We agree to do an interview some time after lunch. Won’t be more than half-an-hour I tell them.

Ever the optimist. It’s done with two balls after lunch. Monty cleaned bowled Warne, 699 test wickets since debut. The crowd go bonkers.

YAHOO, says the replay screen AUSTRALIA WIN BACK THE ASHES.

One of their players shouts into the microphone ‘You bloody beauty.’

Doesn’t matter that Yahoos in Swift’s Gulliver's Travels were ‘vile and savage creatures, filthy and with unpleasant habits, resembling human beings far too closely for the liking of Lemuel Gulliver’ (Wikipedia) The Aussies have won back the Ashes

- As they’d delight telling the Dean of Dublin in no uncertain terms. I can’t quite share their enthusiasm and joy, never mind the ear-to-ear grins, but do appreciate their jubilation. A dad with his two boys in the row ahead will be able to talk long into their futures about the Monday before Christmas when they watched Australia regain the Ashes. I’m reminded of the time when Coventry won the FA Cup in 1987. I turned to my eldest brother Daniel, both of us close to tears in our eyes to match our ear-to-ear grins. ‘Nothing else to live for,’ he said.

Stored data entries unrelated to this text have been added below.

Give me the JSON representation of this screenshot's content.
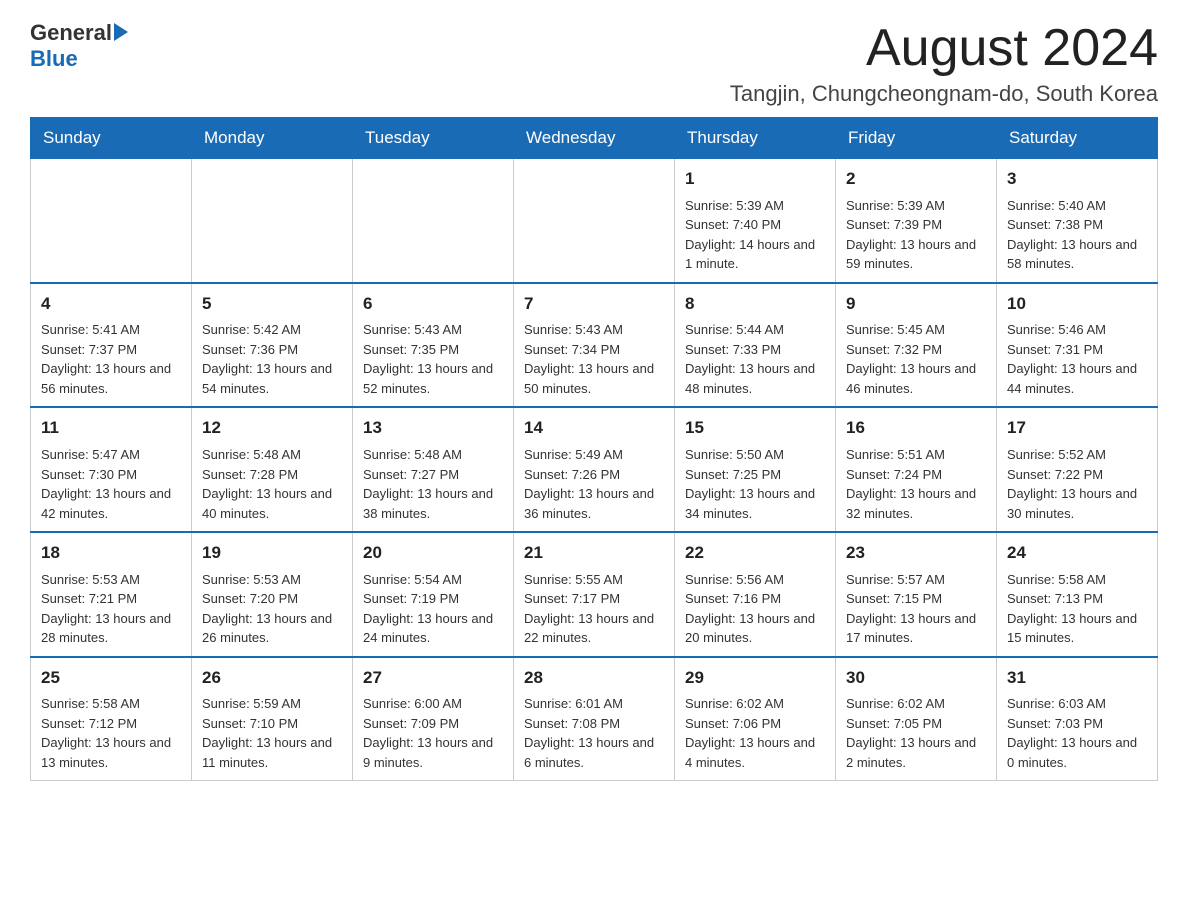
{
  "header": {
    "logo_general": "General",
    "logo_blue": "Blue",
    "month_title": "August 2024",
    "location": "Tangjin, Chungcheongnam-do, South Korea"
  },
  "days_of_week": [
    "Sunday",
    "Monday",
    "Tuesday",
    "Wednesday",
    "Thursday",
    "Friday",
    "Saturday"
  ],
  "weeks": [
    {
      "days": [
        {
          "number": "",
          "info": ""
        },
        {
          "number": "",
          "info": ""
        },
        {
          "number": "",
          "info": ""
        },
        {
          "number": "",
          "info": ""
        },
        {
          "number": "1",
          "info": "Sunrise: 5:39 AM\nSunset: 7:40 PM\nDaylight: 14 hours and 1 minute."
        },
        {
          "number": "2",
          "info": "Sunrise: 5:39 AM\nSunset: 7:39 PM\nDaylight: 13 hours and 59 minutes."
        },
        {
          "number": "3",
          "info": "Sunrise: 5:40 AM\nSunset: 7:38 PM\nDaylight: 13 hours and 58 minutes."
        }
      ]
    },
    {
      "days": [
        {
          "number": "4",
          "info": "Sunrise: 5:41 AM\nSunset: 7:37 PM\nDaylight: 13 hours and 56 minutes."
        },
        {
          "number": "5",
          "info": "Sunrise: 5:42 AM\nSunset: 7:36 PM\nDaylight: 13 hours and 54 minutes."
        },
        {
          "number": "6",
          "info": "Sunrise: 5:43 AM\nSunset: 7:35 PM\nDaylight: 13 hours and 52 minutes."
        },
        {
          "number": "7",
          "info": "Sunrise: 5:43 AM\nSunset: 7:34 PM\nDaylight: 13 hours and 50 minutes."
        },
        {
          "number": "8",
          "info": "Sunrise: 5:44 AM\nSunset: 7:33 PM\nDaylight: 13 hours and 48 minutes."
        },
        {
          "number": "9",
          "info": "Sunrise: 5:45 AM\nSunset: 7:32 PM\nDaylight: 13 hours and 46 minutes."
        },
        {
          "number": "10",
          "info": "Sunrise: 5:46 AM\nSunset: 7:31 PM\nDaylight: 13 hours and 44 minutes."
        }
      ]
    },
    {
      "days": [
        {
          "number": "11",
          "info": "Sunrise: 5:47 AM\nSunset: 7:30 PM\nDaylight: 13 hours and 42 minutes."
        },
        {
          "number": "12",
          "info": "Sunrise: 5:48 AM\nSunset: 7:28 PM\nDaylight: 13 hours and 40 minutes."
        },
        {
          "number": "13",
          "info": "Sunrise: 5:48 AM\nSunset: 7:27 PM\nDaylight: 13 hours and 38 minutes."
        },
        {
          "number": "14",
          "info": "Sunrise: 5:49 AM\nSunset: 7:26 PM\nDaylight: 13 hours and 36 minutes."
        },
        {
          "number": "15",
          "info": "Sunrise: 5:50 AM\nSunset: 7:25 PM\nDaylight: 13 hours and 34 minutes."
        },
        {
          "number": "16",
          "info": "Sunrise: 5:51 AM\nSunset: 7:24 PM\nDaylight: 13 hours and 32 minutes."
        },
        {
          "number": "17",
          "info": "Sunrise: 5:52 AM\nSunset: 7:22 PM\nDaylight: 13 hours and 30 minutes."
        }
      ]
    },
    {
      "days": [
        {
          "number": "18",
          "info": "Sunrise: 5:53 AM\nSunset: 7:21 PM\nDaylight: 13 hours and 28 minutes."
        },
        {
          "number": "19",
          "info": "Sunrise: 5:53 AM\nSunset: 7:20 PM\nDaylight: 13 hours and 26 minutes."
        },
        {
          "number": "20",
          "info": "Sunrise: 5:54 AM\nSunset: 7:19 PM\nDaylight: 13 hours and 24 minutes."
        },
        {
          "number": "21",
          "info": "Sunrise: 5:55 AM\nSunset: 7:17 PM\nDaylight: 13 hours and 22 minutes."
        },
        {
          "number": "22",
          "info": "Sunrise: 5:56 AM\nSunset: 7:16 PM\nDaylight: 13 hours and 20 minutes."
        },
        {
          "number": "23",
          "info": "Sunrise: 5:57 AM\nSunset: 7:15 PM\nDaylight: 13 hours and 17 minutes."
        },
        {
          "number": "24",
          "info": "Sunrise: 5:58 AM\nSunset: 7:13 PM\nDaylight: 13 hours and 15 minutes."
        }
      ]
    },
    {
      "days": [
        {
          "number": "25",
          "info": "Sunrise: 5:58 AM\nSunset: 7:12 PM\nDaylight: 13 hours and 13 minutes."
        },
        {
          "number": "26",
          "info": "Sunrise: 5:59 AM\nSunset: 7:10 PM\nDaylight: 13 hours and 11 minutes."
        },
        {
          "number": "27",
          "info": "Sunrise: 6:00 AM\nSunset: 7:09 PM\nDaylight: 13 hours and 9 minutes."
        },
        {
          "number": "28",
          "info": "Sunrise: 6:01 AM\nSunset: 7:08 PM\nDaylight: 13 hours and 6 minutes."
        },
        {
          "number": "29",
          "info": "Sunrise: 6:02 AM\nSunset: 7:06 PM\nDaylight: 13 hours and 4 minutes."
        },
        {
          "number": "30",
          "info": "Sunrise: 6:02 AM\nSunset: 7:05 PM\nDaylight: 13 hours and 2 minutes."
        },
        {
          "number": "31",
          "info": "Sunrise: 6:03 AM\nSunset: 7:03 PM\nDaylight: 13 hours and 0 minutes."
        }
      ]
    }
  ]
}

What of the English fans? The Barmy Army, and the millions listening or watching at about four in the morning, cold, bleak, damp, miserable, needing about four layers just to get out of bed? Hard to say. A numbness. Acceptance of inevitability. The loss of all hope, as well as the Ashes. The Barmy Army stay mass-ranked, singing their best in the face of cataclysmic disaster. If the pubs run out of beer it’ll be a tragedy.

On the way home there is one of those strange moments that come to pass in unfamiliar lands. In the park west of the Waca is a model of the ground, flower-beds, petunias in the main, as the stands, players awning-pegs painted white and the six floodlight towers adaptation of plastic rakes, each ‘Made in Australia.’ I can just hear the Barmy Army, the last to leave, chant Engerland, Engerland, Engerland.

The English players must now feel about as small as the models in the park. I take the Channel Four call, and as we talk the park staff come and remove all the players and floodlights to leave nothing but a bare stage.

Shakespeare had it about right.

“It is a tale told by an idiot, full of sound and fury, signifying nothing.”

Ode To Contest – Third Test, Perth, England lose, and lose hold of the Ashes

Behind the bowler’s arm, scoreboard obscured,
Cloudy day, rain forecast but unlikely,
England’s prayers rest with God Almighty.
Two tall hopes nearly out before they’ve scored,
Fred survives, a tide of drives floods the boards,
Stupendous risk for six hooked off Brett Lee,
None down at drinks, game on, yet unlikely.
Braced danger-laced half-centuries yield applause
That courts the final strike. Five quick blows
Ends it all. All Australia rejoices;
Reclaims their men who reclaimed the Ashes
Against time and England’s proudest voices
Stilled. Half by half by half each candle’s ghost
Bleakens the dark hearth burnt out by your host.